As in Fig. 6, but for the (a)–(d) EXP0, (e)–(h) EXP1, and (i)–(l) EXP2 sensitivity tests. (m)–(p) The observed composite reflectivity near the times as a reference, where the blue letters A and B roughly denote the locations of systems A and B.

Citation: Monthly Weather Review 150, 11; 10.1175/MWR-D-21-0264.1

We further examined the combined effects of the low-level moist southeasterlies and local thermal conditions over Guangzhou by comparing CTL with EXP0. The intruding southeasterlies in EXP0 were strengthening at night with convergence and associated lifting at their leading edge to the south of Huadu hills (Figs. 12a–e). These features were analogous to those in CTL, indicating that the dynamic conditions were less changed in the sensitivity tests (cf. Figs. 8a–e and 12a–e). As the Froude number near the Huadu hills was less than 1, the southeasterlies were mainly blocked by the hills in both runs, which allowed the warm moist air to be enhanced prior to CI. However, θe was less than 348 K below 1.5 km AGL, which was smaller in EXP0 than in CTL or the other experiments (Figs. 12a–e). Therefore, the nudging procedure mainly changed the thermal properties rather than the dynamic lifting to the south of the hills, which seemed to be responsible for the difference in CI between the EXP0 and CTL runs herein. The large differences in θe between CTL and EXP0 are further shown in Figs. 12f–j. The increases in θe in the CTL were estimated as 4–6 K in the lower troposphere below 1.5 km AGL and as 6–8 K near the surface below 300 m AGL. These differences manifest the combined effects of the low-level southeasterly moist tongue and urban thermal conditions on triggering convection to the south of the Huadu hills. The near-surface warm moist air from the urban area was elevated into the lower troposphere at the leading edge of the southeasterlies since 0120 LST, thereby fueling convective growth (Figs. 12h–j).

Fig. 12.
Fig. 12.

(a)–(e) As in Figs. 7a–e, but for EXP0 run along the same cross line as analyzing cell A in Fig. 6. (f)–(t) The differences in θe (color fill, K) and southerly wind (green solid lines for 1.5 m s−1; green dashed lines for −1.5 m s−1) between the (f)–(j) CTL and EXP0 runs, (k)–(o) EXP1 and EXP0 runs, and (p)–(t) EXP2 and EXP0 runs along the same cross line. The black vectors in (f)–(j) are the differential wind between the CTL and EXP0 runs, where the vertical velocity is multiplied by 10.

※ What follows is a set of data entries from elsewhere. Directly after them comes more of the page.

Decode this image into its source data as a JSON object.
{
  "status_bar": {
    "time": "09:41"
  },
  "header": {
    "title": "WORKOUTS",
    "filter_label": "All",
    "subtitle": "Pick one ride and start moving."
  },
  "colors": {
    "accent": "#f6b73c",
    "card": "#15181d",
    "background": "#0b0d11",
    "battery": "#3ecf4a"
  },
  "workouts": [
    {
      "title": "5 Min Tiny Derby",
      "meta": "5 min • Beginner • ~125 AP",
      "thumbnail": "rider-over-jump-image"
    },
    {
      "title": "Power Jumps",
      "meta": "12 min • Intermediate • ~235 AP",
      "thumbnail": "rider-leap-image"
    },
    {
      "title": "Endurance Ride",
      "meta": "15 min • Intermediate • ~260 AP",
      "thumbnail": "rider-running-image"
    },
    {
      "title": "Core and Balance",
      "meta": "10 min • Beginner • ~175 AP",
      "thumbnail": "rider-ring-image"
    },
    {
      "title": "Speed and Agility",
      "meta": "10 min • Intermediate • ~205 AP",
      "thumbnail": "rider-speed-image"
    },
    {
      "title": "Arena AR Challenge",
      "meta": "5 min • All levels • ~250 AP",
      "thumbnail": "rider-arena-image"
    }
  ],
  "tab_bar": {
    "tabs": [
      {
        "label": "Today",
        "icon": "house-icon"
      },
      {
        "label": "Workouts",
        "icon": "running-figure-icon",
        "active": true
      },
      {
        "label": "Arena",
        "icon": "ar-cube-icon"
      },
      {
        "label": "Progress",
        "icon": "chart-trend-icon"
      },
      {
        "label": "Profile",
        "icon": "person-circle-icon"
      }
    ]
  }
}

Citation: Monthly Weather Review 150, 11; 10.1175/MWR-D-21-0264.1

We then quantify the individual contributions of the low-level southeasterly moist tongue and the near-surface local thermal conditions. Figures 12k–o show the effects of nudging sounding data based on the differences between EXP1 and EXP0. An increase in θe (4–6 K) was found at 0.3–1.5 km AGL in the lower troposphere. It corresponded to an improved representation of the southeasterly moist tongue due to the nudging of sounding data, which played a key and more important role in simulating the convection systems, especially the CI to the south of the hills. Figures 12p–t show the changes in θe due to the nudging of local surface observations over Guangzhou. This explained the increase in θe (4–6 K), mainly near the surface in EXP2. The enhanced high-θe air was then lifted to ∼1 km height at the leading edge of the southeasterlies during the hours of convective growth (Figs. 12r–t). However, it was not enough to trigger convection because of a lack of warm moist air in the lower troposphere in EXP2.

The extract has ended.